Storz's research interests include the characterization of small non-coding RNA and small proteins of 50 amino acids or less. An early focus of her research was the study of redox-sensitive transcription factors and the bacterial and yeast responses to oxidative stress. She discovered that the activity of the Escherichia coli transcription factor OxyR, now a paradigm for other redox-sensitive proteins, is regulated by reversible disulfide bond formation and elucidated how disulfide bond formation controls the nuclear localization of the Saccharomyces cerevisiae transcription factor Yap1. As a result of her group's serendipitous detection of the OxyS RNA, one of the first small regulatory RNAs to be discovered, attention shifted to the genome-wide identification and characterization of small regulatory RNAs in the model organism Escherichia coli. Work on small RNAs in Dr. Storz's lab revealed that the RNA chaperone Hfq stimulates the pairing of the majority of the small RNAs with mRNA targets and that small RNAs are integral to most regulatory circuits in bacteria. While identifying these small RNAs, her lab discovered that some of these small RNAs encode small proteins that had previously been overlooked because they are not detected in many traditional biochemical assays and the corresponding genes are poorly annotated. Her research group demonstrated that one such small protein, AcrZ, binds to the multidrug efflux pump protein AcrB to affect its ability to export certain classes of antibiotics. The Storz lab currently seeks to identify and to characterize the function of other small proteins from Escherichia coli.

==Awards and honors==

- Elected to the American Academy of Microbiology in 2002.
- Received NIH Director’s Award in 2007 and 2014.
- Elected to the American Academy of Arts and Sciences in 2011.
- Elected to the National Academy of Sciences in 2012.
- Awarded Fellow of the American Association for the Advancement of Science in 2023.

==Selected publications==
- Hao, Y. (2016). "Protection against deleterious nitrogen compounds: role of σS-dependent small RNAs encoded adjacent to sdiA."
- Dambach, M., Sandoval, M., Updegrove, T. B., Anantharaman, V., Aravind, L., Waters, L. S. and Storz, G.(2015) The ubiquitous yybP-ykoY riboswitch is a manganese-responsive regulatory element. Mol. Cell 57, 1099-1109.
- Guo, M. S., Updegrove, T. B., Gogol, E. B., Shabalina, S. A., Gross, C. A. and Storz, G. (2014) MicL, a new sE-dependent sRNA, combates envelope stress by repressing synthesis of Lpp, the major outer membrane lipoprotein.

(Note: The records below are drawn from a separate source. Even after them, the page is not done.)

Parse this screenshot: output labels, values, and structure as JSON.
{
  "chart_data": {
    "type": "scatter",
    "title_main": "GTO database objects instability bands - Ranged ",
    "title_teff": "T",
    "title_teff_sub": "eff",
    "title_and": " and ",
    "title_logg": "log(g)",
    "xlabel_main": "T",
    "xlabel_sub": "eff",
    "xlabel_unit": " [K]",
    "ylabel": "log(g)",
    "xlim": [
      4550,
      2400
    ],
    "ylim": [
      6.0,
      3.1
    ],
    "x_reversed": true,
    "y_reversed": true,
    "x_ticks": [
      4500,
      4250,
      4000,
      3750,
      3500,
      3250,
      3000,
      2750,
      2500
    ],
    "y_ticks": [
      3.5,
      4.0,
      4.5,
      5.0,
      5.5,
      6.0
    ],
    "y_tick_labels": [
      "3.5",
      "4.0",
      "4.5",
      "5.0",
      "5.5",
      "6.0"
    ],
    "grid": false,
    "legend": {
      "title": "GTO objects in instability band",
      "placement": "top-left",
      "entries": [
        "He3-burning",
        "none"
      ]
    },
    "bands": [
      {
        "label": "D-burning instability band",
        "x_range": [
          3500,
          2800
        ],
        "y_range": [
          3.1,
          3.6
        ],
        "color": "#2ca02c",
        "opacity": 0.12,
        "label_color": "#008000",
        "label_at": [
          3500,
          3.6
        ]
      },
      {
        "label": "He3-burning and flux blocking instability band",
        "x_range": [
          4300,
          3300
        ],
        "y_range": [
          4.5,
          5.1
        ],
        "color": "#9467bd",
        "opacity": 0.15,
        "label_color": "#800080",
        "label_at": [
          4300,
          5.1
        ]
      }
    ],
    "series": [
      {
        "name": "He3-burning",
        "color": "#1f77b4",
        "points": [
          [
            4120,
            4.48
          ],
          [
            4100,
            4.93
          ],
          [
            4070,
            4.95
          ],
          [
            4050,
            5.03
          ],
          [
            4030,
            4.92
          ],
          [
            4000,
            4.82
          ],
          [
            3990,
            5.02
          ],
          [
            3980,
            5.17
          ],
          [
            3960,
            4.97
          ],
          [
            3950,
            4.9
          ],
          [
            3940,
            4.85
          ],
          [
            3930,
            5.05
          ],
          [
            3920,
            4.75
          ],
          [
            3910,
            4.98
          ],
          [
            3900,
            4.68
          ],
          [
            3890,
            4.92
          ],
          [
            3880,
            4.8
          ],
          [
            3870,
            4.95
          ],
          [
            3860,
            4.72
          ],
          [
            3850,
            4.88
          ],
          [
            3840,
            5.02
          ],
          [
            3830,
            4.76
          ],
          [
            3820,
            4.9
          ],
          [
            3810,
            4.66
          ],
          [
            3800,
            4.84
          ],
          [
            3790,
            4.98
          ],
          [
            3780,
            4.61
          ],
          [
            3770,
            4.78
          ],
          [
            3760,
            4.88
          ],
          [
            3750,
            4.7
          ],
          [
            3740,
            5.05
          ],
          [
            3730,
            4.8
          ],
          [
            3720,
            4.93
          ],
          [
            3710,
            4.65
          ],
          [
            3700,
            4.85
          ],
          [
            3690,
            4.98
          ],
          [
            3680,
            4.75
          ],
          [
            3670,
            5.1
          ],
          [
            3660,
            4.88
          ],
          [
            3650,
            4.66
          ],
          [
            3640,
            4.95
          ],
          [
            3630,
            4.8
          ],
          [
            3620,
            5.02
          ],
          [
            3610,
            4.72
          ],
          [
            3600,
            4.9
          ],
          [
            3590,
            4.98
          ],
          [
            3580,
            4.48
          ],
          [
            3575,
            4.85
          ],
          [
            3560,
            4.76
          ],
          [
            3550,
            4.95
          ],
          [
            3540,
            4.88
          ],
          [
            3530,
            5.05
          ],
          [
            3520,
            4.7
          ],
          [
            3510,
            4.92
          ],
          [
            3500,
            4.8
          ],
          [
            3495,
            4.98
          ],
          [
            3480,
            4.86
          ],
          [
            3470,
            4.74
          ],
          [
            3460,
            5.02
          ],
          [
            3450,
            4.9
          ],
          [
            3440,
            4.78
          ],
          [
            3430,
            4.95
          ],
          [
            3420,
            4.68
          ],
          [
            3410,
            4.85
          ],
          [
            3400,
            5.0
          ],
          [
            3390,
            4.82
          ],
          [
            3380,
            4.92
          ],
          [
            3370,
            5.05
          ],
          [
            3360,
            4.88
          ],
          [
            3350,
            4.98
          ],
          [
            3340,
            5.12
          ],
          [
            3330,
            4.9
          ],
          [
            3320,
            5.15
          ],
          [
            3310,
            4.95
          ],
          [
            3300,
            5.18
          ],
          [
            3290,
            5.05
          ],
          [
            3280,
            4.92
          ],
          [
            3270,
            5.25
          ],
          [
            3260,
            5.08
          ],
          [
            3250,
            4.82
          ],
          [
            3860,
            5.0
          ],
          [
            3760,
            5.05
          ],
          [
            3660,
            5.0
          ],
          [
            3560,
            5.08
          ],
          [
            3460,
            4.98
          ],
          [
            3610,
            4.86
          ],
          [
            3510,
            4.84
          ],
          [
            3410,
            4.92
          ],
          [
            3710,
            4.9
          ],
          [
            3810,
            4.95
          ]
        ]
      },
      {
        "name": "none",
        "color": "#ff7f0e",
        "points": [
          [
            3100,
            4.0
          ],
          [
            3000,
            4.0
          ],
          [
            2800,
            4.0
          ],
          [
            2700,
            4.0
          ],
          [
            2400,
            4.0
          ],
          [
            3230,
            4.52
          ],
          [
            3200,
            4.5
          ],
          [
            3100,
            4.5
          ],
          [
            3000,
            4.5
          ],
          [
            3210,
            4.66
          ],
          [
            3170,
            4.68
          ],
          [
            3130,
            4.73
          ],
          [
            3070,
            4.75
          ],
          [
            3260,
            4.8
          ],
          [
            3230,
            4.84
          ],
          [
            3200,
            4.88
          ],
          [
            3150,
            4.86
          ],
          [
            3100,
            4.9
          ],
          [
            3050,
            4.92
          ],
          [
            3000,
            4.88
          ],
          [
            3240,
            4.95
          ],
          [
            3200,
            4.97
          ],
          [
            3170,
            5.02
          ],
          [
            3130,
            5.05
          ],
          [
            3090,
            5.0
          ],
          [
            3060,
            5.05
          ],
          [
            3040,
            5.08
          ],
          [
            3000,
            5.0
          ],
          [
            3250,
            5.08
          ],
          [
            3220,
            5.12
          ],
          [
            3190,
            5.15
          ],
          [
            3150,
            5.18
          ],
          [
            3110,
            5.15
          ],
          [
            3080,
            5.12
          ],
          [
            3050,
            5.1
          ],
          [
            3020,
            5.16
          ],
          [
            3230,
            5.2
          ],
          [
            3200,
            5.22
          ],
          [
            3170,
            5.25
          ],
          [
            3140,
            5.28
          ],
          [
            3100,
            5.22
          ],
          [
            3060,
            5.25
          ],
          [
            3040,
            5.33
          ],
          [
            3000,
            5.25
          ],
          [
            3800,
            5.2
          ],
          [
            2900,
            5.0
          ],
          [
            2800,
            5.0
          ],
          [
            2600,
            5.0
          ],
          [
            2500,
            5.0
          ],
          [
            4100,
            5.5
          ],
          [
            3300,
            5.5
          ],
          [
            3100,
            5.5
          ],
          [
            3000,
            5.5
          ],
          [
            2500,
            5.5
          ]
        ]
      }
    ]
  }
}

Genes Dev. 28, 1620-1634.
- Hobbs, E. C., Yin, X., Paul, B. J., Astarita, J. L. and Storz, G. (2012) A conserved small protein associates with the AcrB efflux pump and differentially affects antibiotic resistance. Proc. Natl. Acad. Sci. USA 109, 16696-16701.
- Hemm, M. R., Paul, B. J., Schneider, T. D., Storz, G. and Rudd, K. E. (2008) Small membrane proteins found by comparative genomics and ribosome binding site models. Mol. Microbiol. 70, 1487-1501.
- Zhang, A., Wassarman, K. M., Rosenow, C., Tjaden, B. C., Storz, G., and Gottesman, S. (2003) Global analysis of small RNA and mRNA targets of Hfq. Mol. Microbiol. 50, 1111-1124.
- Wassarman, K. M. and Storz, G. (2000) 6S RNA regulates E. coli RNA polymerase activity. Cell 101, 613-623.
- Altuvia, S., Weinstein-Fischer, D., Zhang, A., Postow, L., and Storz, G. (1997) A small, stable RNA induced by oxidative stress: Role as a pleiotropic regulator and antimutator. Cell 90, 43-53.
- Zheng, M., Åslund, F., and Storz, G. (1998) Activation of the OxyR transcription factor by reversible disulfide bond formation. Science 279, 1718-1721.
- Storz, G., Tartaglia, L. A., and Ames, B. N. (1990) Transcriptional regulator of oxidative stress-inducible genes: Direct activation by oxidation. Science 248, 189-194.